Recently my guru Radhanath Swami was advising one of the leaders of the ashram to be careful with people under him. The leader is known to have led a pure life all his forty years. Not only is he an exemplary celibate and renunciate, he’s also very strict in practising spiritual principles. However being in leadership position there is every chance that he may push those under him to also live by his strict standards. In the past, few monks (brahmacharis) have been fried out by what they perceived to be his unreasonable demands. Therefore Radhanath Swami advised him to take care of brahmacharis even if they aren’t exemplary like him.
During the meeting, he also mentioned about mid life crisis in the life of monks. In many modern societies individuals in the middle age of their lives go through a period of self doubt, especially as their youth passes and old age becomes imminent. He revealed that some monks may feel they aren’t able to achieve much success in life, and also may fail to have had deep friendships with other equals in the ashram. At such times these few individuals may allow their past bad habits to surface and compound their misery of self doubt. Therefore Radhanath Swami advised this exemplary brahmachari leader to be always encouraging and loving towards all devotees although some of them may be struggling. He reasoned that constant encouragement and affection helps one overcome his self doubts and be firmly situated in spiritual life.

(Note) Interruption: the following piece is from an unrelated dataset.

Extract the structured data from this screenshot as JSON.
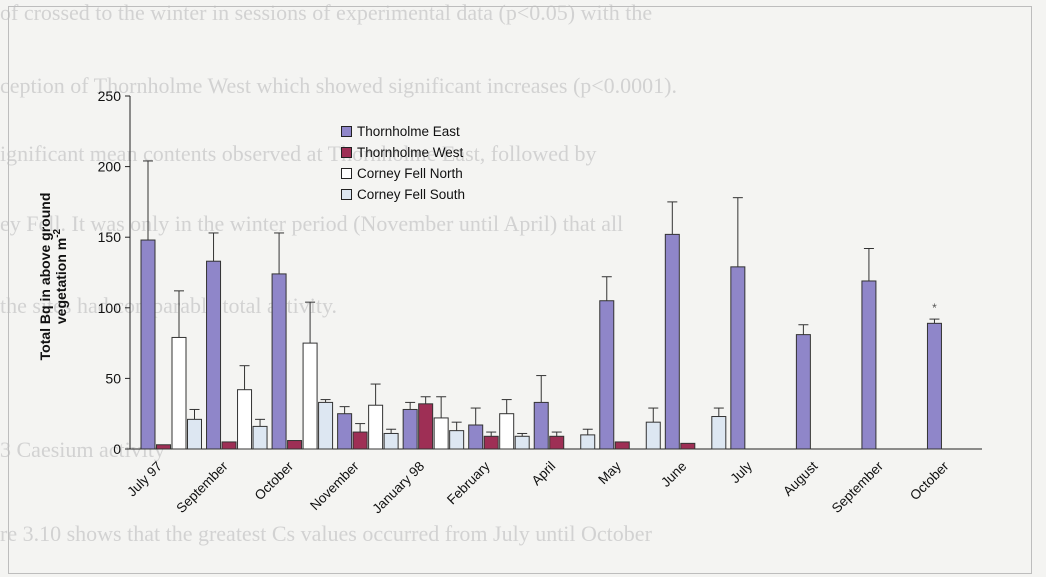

When I heard of this incident I realized how critical it is to spend time with other brahmacharis and serve them by encouraging them to go on serving happily. I love to spend time with other monks and encourage them. However often I am plagued with doubts if this is a wasteful exercise as I could be doing so much practical work that can bring about tangible results. However on hearing Radhanath Swami’s advise I realized encouraging others is an important service and is indispensable for the spiritual health of the ashram.
When I see my seniors unable to appreciate my enthusiasm in spending time with other monks, I should take comfort in the thought that God is pleased with this service, and in the long run, the merits of this daily exercise of encouraging others will be duly recognized.
I also now realize the most precious commodity is ‘time’ and everyone needs it badly. If you can invest ‘time’ in other’s lives, you make them happy and encouraged. If we cut corners and avoid giving time to those whom we profess to care and love, soon the relationships will face tremors. As a practising celibate monk, my life is for others; let me selflessly give myself to serve and please others.